Typically, two to six young are born after a gestation period of 52 to 60 days, although cases of ten kits being born in a single litter have been reported. Newborn kits weigh around 60 g, and have fluffy, light brown fur that turns yellowish as they age. They are born blind, and open their eyes at around two weeks of age; they begin to eat meat at four weeks, and emerge from the den shortly after. Corsac foxes reach sexual maturity within 9 to 10 months and reproduce in the second year of life. They live up to 9 years in the wild.

==Evolution==
The corsac fox is one species within a holarctic clade of foxes that also includes the red fox, the swift fox and the Arctic fox, all of which it resembles. However, the closest related species to the corsac fox is probably the Tibetan sand fox. The immediate ancestor of the corsac fox is believed to be the extinct species Vulpes praecorsac, which lived in central Europe during the early Pleistocene. Fossils of corsac foxes date back to the mid-Pleistocene, and show the species once reached as far west as Switzerland, and as far south as Crimea.
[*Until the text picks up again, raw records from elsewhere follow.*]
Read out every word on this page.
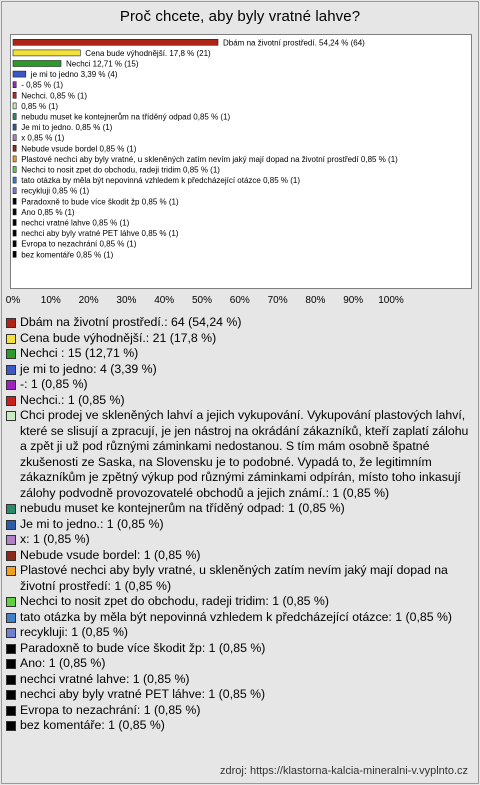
Proč chcete, aby byly vratné lahve?
Dbám na životní prostředí. 54,24 % (64)
Cena bude výhodnější. 17,8 % (21)
Nechci 12,71 % (15)
je mi to jedno 3,39 % (4)
- 0,85 % (1)
Nechci. 0,85 % (1)
0,85 % (1)
nebudu muset ke kontejnerům na tříděný odpad 0,85 % (1)
Je mi to jedno. 0,85 % (1)
x 0,85 % (1)
Nebude vsude bordel 0,85 % (1)
Plastové nechci aby byly vratné, u skleněných zatím nevím jaký mají dopad na životní prostředí 0,85 % (1)
Nechci to nosit zpet do obchodu, radeji tridim 0,85 % (1)
tato otázka by měla být nepovinná vzhledem k předcházející otázce 0,85 % (1)
recykluji 0,85 % (1)
Paradoxně to bude více škodit žp 0,85 % (1)
Ano 0,85 % (1)
nechci vratné lahve 0,85 % (1)
nechci aby byly vratné PET láhve 0,85 % (1)
Evropa to nezachrání 0,85 % (1)
bez komentáře 0,85 % (1)
0% 10% 20% 30% 40% 50% 60% 70% 80% 90% 100%
Dbám na životní prostředí.: 64 (54,24 %)
Cena bude výhodnější.: 21 (17,8 %)
Nechci : 15 (12,71 %)
je mi to jedno: 4 (3,39 %)
-: 1 (0,85 %)
Nechci.: 1 (0,85 %)
Chci prodej ve skleněných lahví a jejich vykupování. Vykupování plastových lahví, které se slisují a zpracují, je jen nástroj na okrádání zákazníků, kteří zaplatí zálohu a zpět ji už pod různými záminkami nedostanou. S tím mám osobně špatné zkušenosti ze Saska, na Slovensku je to podobné. Vypadá to, že legitimním zákazníkům je zpětný výkup pod různými záminkami odpírán, místo toho inkasují zálohy podvodně provozovatelé obchodů a jejich známí.: 1 (0,85 %)
nebudu muset ke kontejnerům na tříděný odpad: 1 (0,85 %)
Je mi to jedno.: 1 (0,85 %)
x: 1 (0,85 %)
Nebude vsude bordel: 1 (0,85 %)
Plastové nechci aby byly vratné, u skleněných zatím nevím jaký mají dopad na životní prostředí: 1 (0,85 %)
Nechci to nosit zpet do obchodu, radeji tridim: 1 (0,85 %)
tato otázka by měla být nepovinná vzhledem k předcházející otázce: 1 (0,85 %)
recykluji: 1 (0,85 %)
Paradoxně to bude více škodit žp: 1 (0,85 %)
Ano: 1 (0,85 %)
nechci vratné lahve: 1 (0,85 %)
nechci aby byly vratné PET láhve: 1 (0,85 %)
Evropa to nezachrání: 1 (0,85 %)
bez komentáře: 1 (0,85 %)
zdroj: https://klastorna-kalcia-mineralni-v.vyplnto.cz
Very recent subfossil remains dating to 3000 to 1000 B.C.E. have been found in the Crimea and 0 to 1500 B.C.E. in the Donets River Basin in the northern Black Sea region. Fossils of the corsac fox have been recovered from the famous Denisova Cave, known for being the type locality of the Denisova hominins.

==Threats==
The major threat posed to the corsac fox is poaching, as it is a valuable fur-bearing species and has been harvested by humans since the Bronze Age for subsistence and commercial purposes. It is a slow runner and therefore easily caught by hunters; the population has been reduced in areas where it has been heavily hunted for its fur. Traditionally, the corsac fox is often hunted with trained domestic dogs, saker falcons, and golden eagles, as well as caught with traps set at burrow entrances, leghold traps, and firearms. In the late 19th century, up to 10,000 foxes were killed annually for pelt trade. The general population remains healthy, however, as the corsac fox has proven to be able to withstand great hunting pressures, and their habitats remain intact due to the low human population density in its range.
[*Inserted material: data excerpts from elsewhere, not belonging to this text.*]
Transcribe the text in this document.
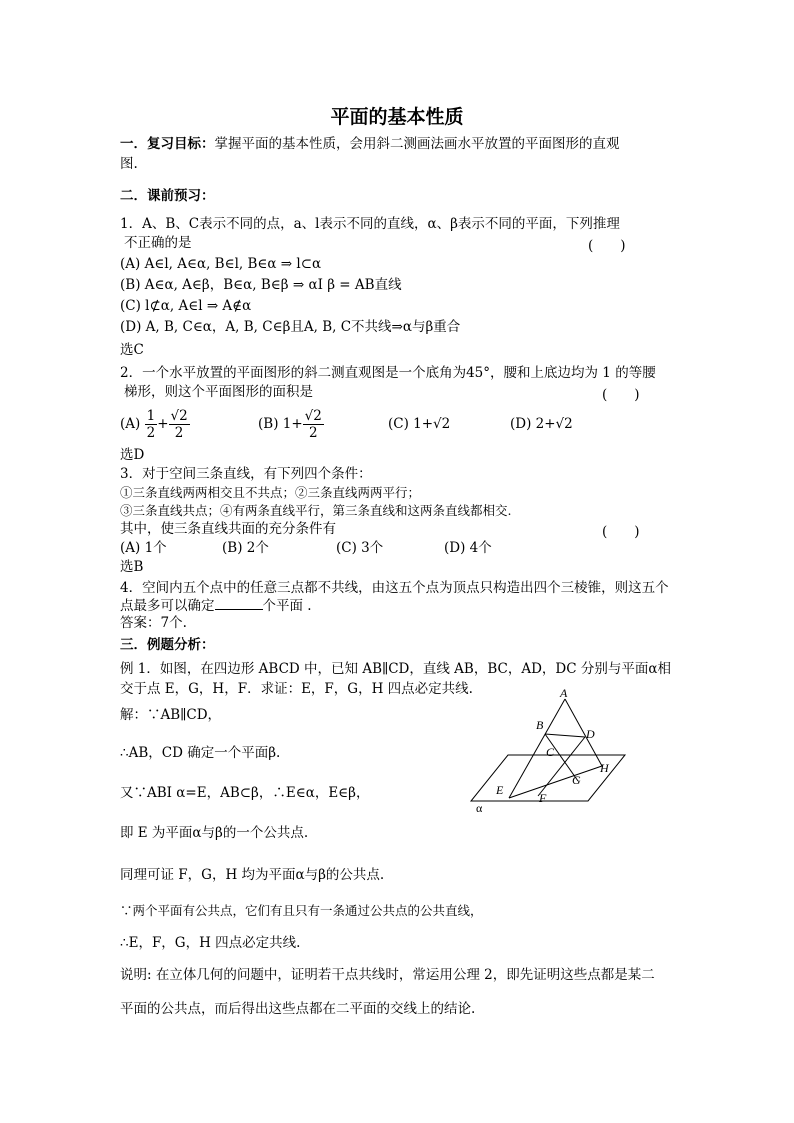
平面的基本性质
一．复习目标：掌握平面的基本性质，会用斜二测画法画水平放置的平面图形的直观
图.
二．课前预习：
1．A、B、C表示不同的点，a、l表示不同的直线，α、β表示不同的平面，下列推理
不正确的是	(　　)
(A) A∈l, A∈α, B∈l, B∈α ⇒ l⊂α
(B) A∈α, A∈β，B∈α, B∈β ⇒ αI β = AB直线
(C) l⊄α, A∈l ⇒ A∉α
(D) A, B, C∈α，A, B, C∈β且A, B, C不共线⇒α与β重合
选C
2．一个水平放置的平面图形的斜二测直观图是一个底角为45°，腰和上底边均为 1 的等腰
梯形，则这个平面图形的面积是	(　　)
(A)
$\frac{1}{2} + \frac{√2}{2}$	(B) $1+ \frac{√2}{2}$	(C) 1+√2	(D) 2+√2
选D
3．对于空间三条直线，有下列四个条件：
①三条直线两两相交且不共点；②三条直线两两平行；
③三条直线共点；④有两条直线平行，第三条直线和这两条直线都相交.
其中，使三条直线共面的充分条件有	(　　)
(A) 1个	(B) 2个	(C) 3个	(D) 4个
选B
4．空间内五个点中的任意三点都不共线，由这五个点为顶点只构造出四个三棱锥，则这五个
点最多可以确定	个平面 .
答案：7个.
三．例题分析：
例 1．如图，在四边形 ABCD 中，已知 AB∥CD，直线 AB，BC，AD，DC 分别与平面α相
交于点 E，G，H，F．求证：E，F，G，H 四点必定共线.
解：∵AB∥CD，
∴AB，CD 确定一个平面β.
又∵ABI α=E，AB⊂β，∴E∈α，E∈β，
即 E 为平面α与β的一个公共点.
同理可证 F，G，H 均为平面α与β的公共点.
∵两个平面有公共点，它们有且只有一条通过公共点的公共直线，
∴E，F，G，H 四点必定共线.
说明: 在立体几何的问题中，证明若干点共线时，常运用公理 2，即先证明这些点都是某二
平面的公共点，而后得出这些点都在二平面的交线上的结论.
A
B
C
D
G
H
E
F
α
Other threats include overgrazing by livestock and landscape development; the decline of marmots may also impact the species in some areas, as it often uses marmot burrows as daytime resting locations. The other main threat is natural disasters, which can cause the numbers of foxes to drop 90% in some areas, but the population often recovers quickly. As of 2014, the corsac fox is listed as least concern in the IUCN Red List.